Where the "real" Linda Morgan story goes from here no one
knows. Linda Morgan is back at the STB, Ed Hamberger remains the paid
liar for the railroads. However, the White House, Secretary Slater,
Richard Trumka and Senator Hollings are all furious. The railroads
lied to them blatantly. Linda Morgan must know she sits at the STB
only because the railroads lied, cheated and stole to get Senator
Torricelli to release his hold.
This battle is not over. At the request of UTU and the support of
the rest of the labor movement, Senator Crapo (R-Idaho) introduced
anti "cram down" legislation (S. 1590) in 1999 that was
drafted with the help of BMWE Assistant General Counsel Don Griffin
and Sante Esposito of The Lawler Group. The Administration also
introduced legislation eliminating "cram down" using
language similar to Senator Crapo's. Additionally, Congressmen
Oberstar and Nadler have other anti "cram down" bills
pending. Also, the shippers are as disgusted with the railroads as we
are and Senator Rockefeller introduced shipper-friendly legislation.
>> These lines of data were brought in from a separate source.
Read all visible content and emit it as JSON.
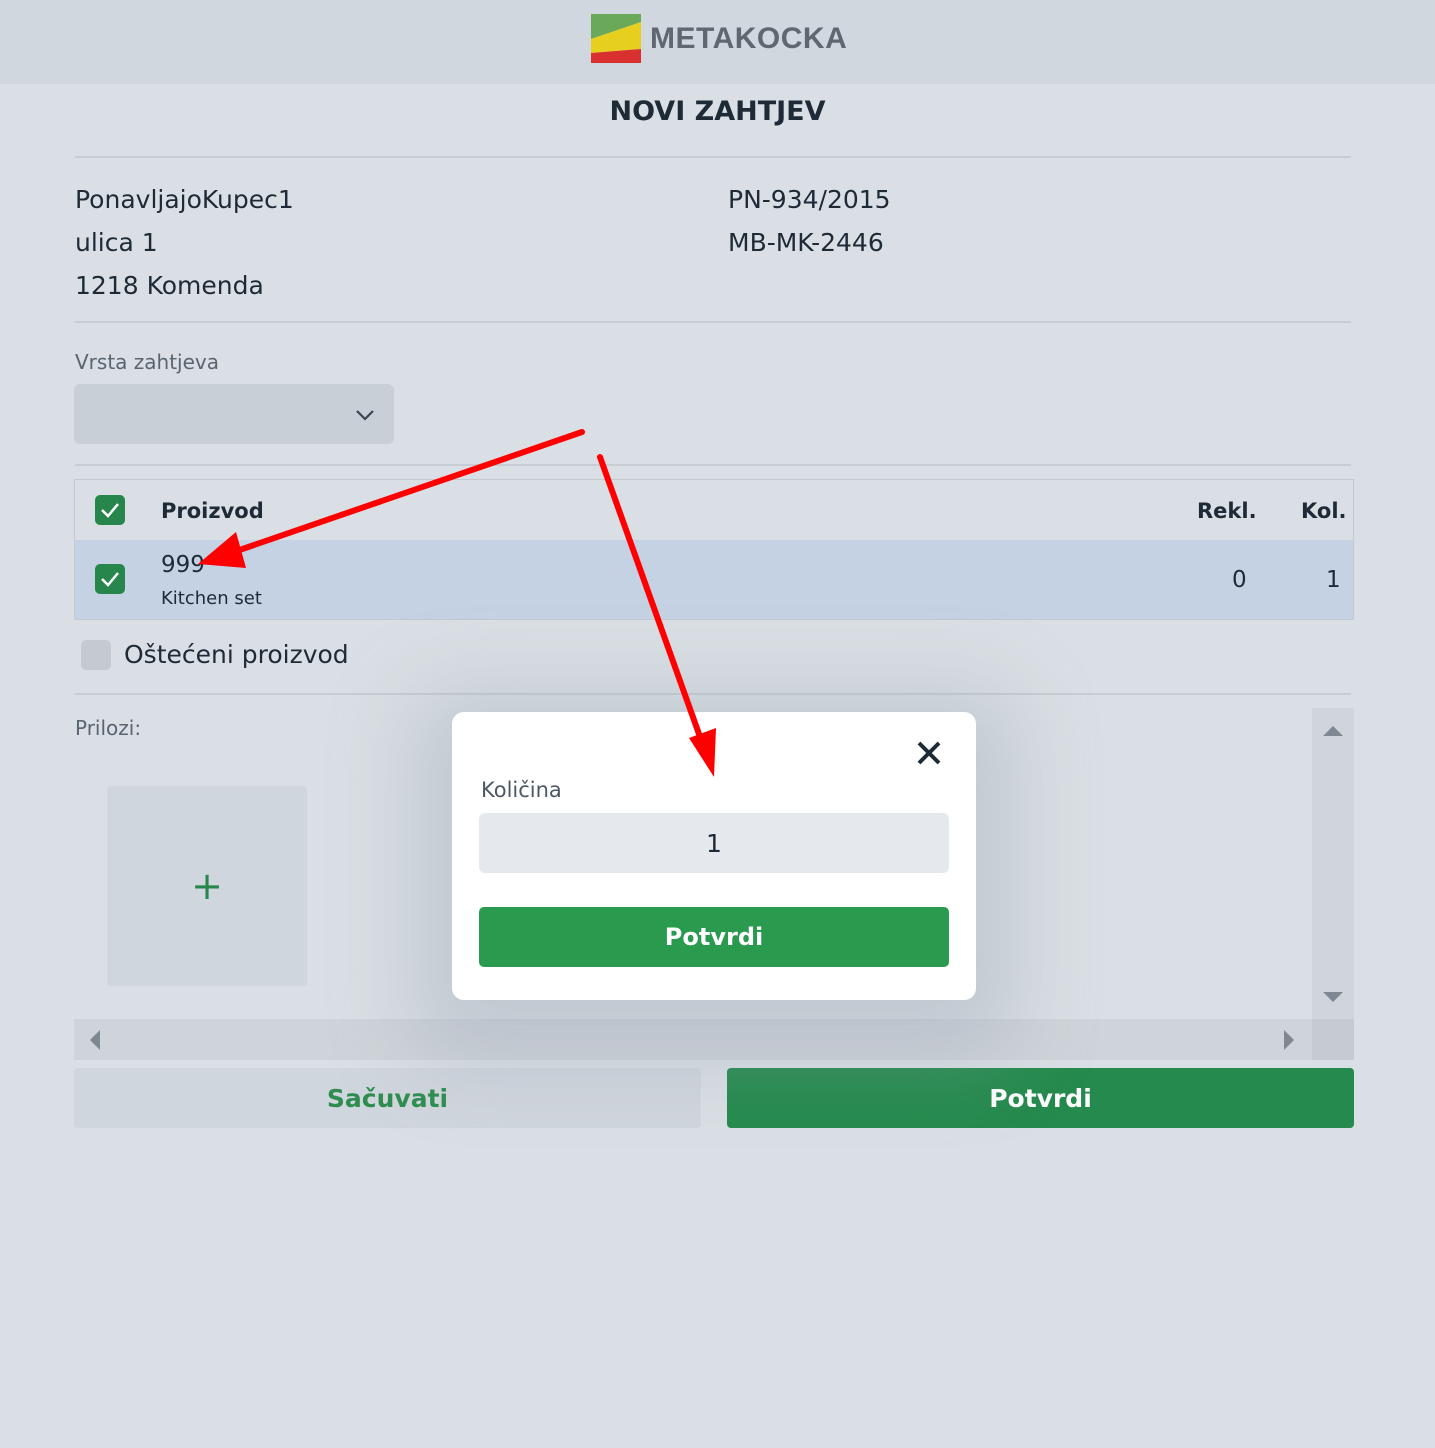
{
  "header": {
    "logo_text": "METAKOCKA"
  },
  "page": {
    "title": "NOVI ZAHTJEV"
  },
  "customer": {
    "name": "PonavljajoKupec1",
    "street": "ulica 1",
    "city": "1218 Komenda",
    "doc_number": "PN-934/2015",
    "doc_code": "MB-MK-2446"
  },
  "request_type": {
    "label": "Vrsta zahtjeva",
    "value": ""
  },
  "table": {
    "headers": {
      "product": "Proizvod",
      "rekl": "Rekl.",
      "kol": "Kol."
    },
    "rows": [
      {
        "code": "999",
        "name": "Kitchen set",
        "rekl": "0",
        "kol": "1",
        "checked": true
      }
    ]
  },
  "damaged": {
    "label": "Oštećeni proizvod",
    "checked": false
  },
  "attachments": {
    "label": "Prilozi:",
    "add_symbol": "+"
  },
  "actions": {
    "save_label": "Sačuvati",
    "confirm_label": "Potvrdi"
  },
  "modal": {
    "label": "Količina",
    "quantity": "1",
    "confirm_label": "Potvrdi"
  },
  "colors": {
    "primary_green": "#258a4d",
    "annotation_red": "#ff0000"
  }
}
Perhaps BMWE can make common cause with the shippers to fix their
problems and end "cram down" at the same time. It's
guaranteed that 2000 will be a "hot" year for the railroads
and Ed "Pinocchio" Hamberger.
There is a general bi-partisan consensus that a government agency
should not meddle in private contracts. Hopefully the STB chooses in
the future to exercise its discretion in a manner that protects
collective bargaining agreements. The choice is up to the STB.